As I remember it, there was always room for one more at the table, and new members of our church congregation found themselves asked to dinner.  My parents had a soft spot for those who would be alone on holidays, and several single members of our congregation became "regulars" at Easters, Thanksgivings and Christmases at our house.  I won't pretend that I enjoyed every aspect of this.  Church ended at noon, and on the drive home my mom laid out the plan of attack, listing the chores that needed to be completed by each of us in order to have dinner ready in time.

It wasn't until years later that I learned the term "hostess neurosis," but it fits my mom.  Before parties (especially in the final minutes before guest arrival) she could become a frenzy of activity.  A steady stream of commands issued forth, with admonitions to clean up toys, put things away, set the table, vacuum, dust, etc.  Sometimes I would wonder, why does she bother?  Why have these parties if it causes so much trouble?  With much murmuring, my brothers and I would help - up until our friends arrived, and then we were gone.

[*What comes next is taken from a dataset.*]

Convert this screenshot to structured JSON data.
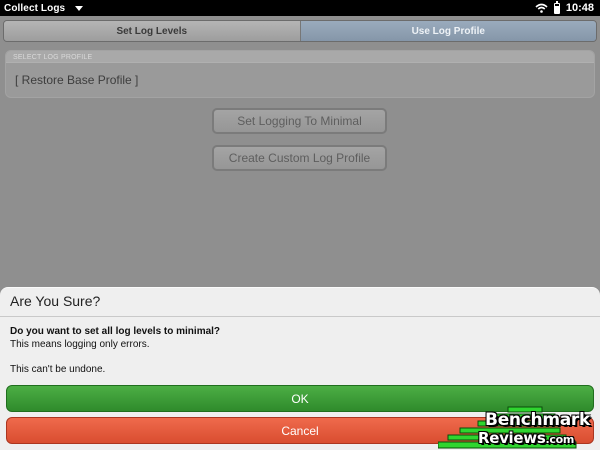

When the guests arrived, my mom transformed into the gracious hostess - her tone of voice much lighter.  Our house was probably never as clean as she would have liked, and there was usually still work to be done on the dinner (which was okay, because somebody was always late).  Yes, there were times when the rolls burned or something didn't turn out well.  But my mom gave a good party - the food was plentiful and delicious, and home felt home-y.  She and my dad seemed to be able to pull the good stories out of people and get them to laugh at good jokes.

I'm not sure when the pineapple became a fixture in this pantheon of parties.  It was my mom's "go-to" appetizer - a pineapple, sliced into chunks, with each chunk skewered on a toothpick along with a raspberry or blueberry.  Simple to prepare, but visually pretty because of the colors, it's a perfectly refreshing snack.  A little bit exotic somehow, yet also wonderfully ordinary.  Not too long ago, I found myself helping my mom slice and prepare thirty pineapples for a friend's wedding reception.  It's become a standard Mom dish, one that I will always associate with her.

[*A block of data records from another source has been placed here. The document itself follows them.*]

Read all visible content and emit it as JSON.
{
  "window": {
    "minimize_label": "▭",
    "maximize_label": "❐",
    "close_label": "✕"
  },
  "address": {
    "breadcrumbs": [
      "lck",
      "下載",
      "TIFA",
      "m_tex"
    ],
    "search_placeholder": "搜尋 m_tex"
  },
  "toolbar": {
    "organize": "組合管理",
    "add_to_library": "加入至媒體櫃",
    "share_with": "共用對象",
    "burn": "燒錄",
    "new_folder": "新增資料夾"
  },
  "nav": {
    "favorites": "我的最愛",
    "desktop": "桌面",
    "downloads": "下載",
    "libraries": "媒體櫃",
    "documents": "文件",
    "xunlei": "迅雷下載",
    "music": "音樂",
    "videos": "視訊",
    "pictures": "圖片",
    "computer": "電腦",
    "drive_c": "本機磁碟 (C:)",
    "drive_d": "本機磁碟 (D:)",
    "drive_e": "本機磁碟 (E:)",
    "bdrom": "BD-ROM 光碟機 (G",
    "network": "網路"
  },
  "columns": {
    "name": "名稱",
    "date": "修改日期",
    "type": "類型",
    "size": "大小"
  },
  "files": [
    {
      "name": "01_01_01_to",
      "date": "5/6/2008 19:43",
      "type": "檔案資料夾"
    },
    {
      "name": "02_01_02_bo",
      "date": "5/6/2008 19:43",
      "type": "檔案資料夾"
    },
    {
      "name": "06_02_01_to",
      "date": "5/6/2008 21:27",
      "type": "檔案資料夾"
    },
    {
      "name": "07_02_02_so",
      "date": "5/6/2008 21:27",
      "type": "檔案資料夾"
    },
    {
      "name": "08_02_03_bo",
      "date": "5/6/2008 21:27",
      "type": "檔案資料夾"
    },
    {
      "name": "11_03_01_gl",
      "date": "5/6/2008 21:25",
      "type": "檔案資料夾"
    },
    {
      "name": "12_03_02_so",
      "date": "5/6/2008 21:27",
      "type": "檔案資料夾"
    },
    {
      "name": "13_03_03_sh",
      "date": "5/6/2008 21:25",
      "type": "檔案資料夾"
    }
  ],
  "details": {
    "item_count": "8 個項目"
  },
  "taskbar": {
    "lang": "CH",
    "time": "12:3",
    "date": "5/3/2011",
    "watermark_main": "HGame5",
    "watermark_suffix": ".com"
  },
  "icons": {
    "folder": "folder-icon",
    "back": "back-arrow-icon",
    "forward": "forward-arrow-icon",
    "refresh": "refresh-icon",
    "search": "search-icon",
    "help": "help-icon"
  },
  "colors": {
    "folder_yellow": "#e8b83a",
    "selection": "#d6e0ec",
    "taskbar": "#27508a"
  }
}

Pineapples are a symbol of hospitality.*  So it's fitting that I tend to associate them with my mom.  When Paul is telling the saints how to behave like saints in the New Testament, he urges them to be "...given to hospitality" (Romans 12:13).  It's a verse that I've written "MOM" next to in my scriptures, because she exhibits that sense of hospitality.  The Pineapple Principle is one of hospitality and giving.

The Pineapple Principle means that I can never invite "just one" person over for dinner.  It includes the hostess neurosis and associated shortness of temper, along with the ability to make large quantities of food in a small kitchen.  The Pineapple Principle gives me the reflex to ask "What can I bring?" when I am invited to a party.  It's a gift that makes me come early to set up or stay late to wash dishes.**  It means that I bring the pineapple to my work Christmas party every year.

The Pineapple Principle has taught me to focus less on myself and my often imperfect cooking, and more on creating a space for laughter and togetherness.  My house, too, will probably never be as clean as I would like (it's the "lived-in look" as my mom says, "instead of the magazine perfect look").  But that's no reason to shy away from opening my doors.  I do, and it usually involves pineapples.  So this Mother's Day, I will have my mom over for dinner.  My dad is in charge of the pineapple this time.

*Apparently, the pineapple's symbolism is a myth.  No matter!  Slight exaggeration is a genetic trait that happens to run in my family.
**Okay, I'm really making myself sound like a saint here, but I sometimes think it's the Curse of the Pineapples, because it imbues me with a sense of duty to help with any party.  And I don't always listen to it, either.  But I know the voice in my head urging me to help is the Pineapple Principle.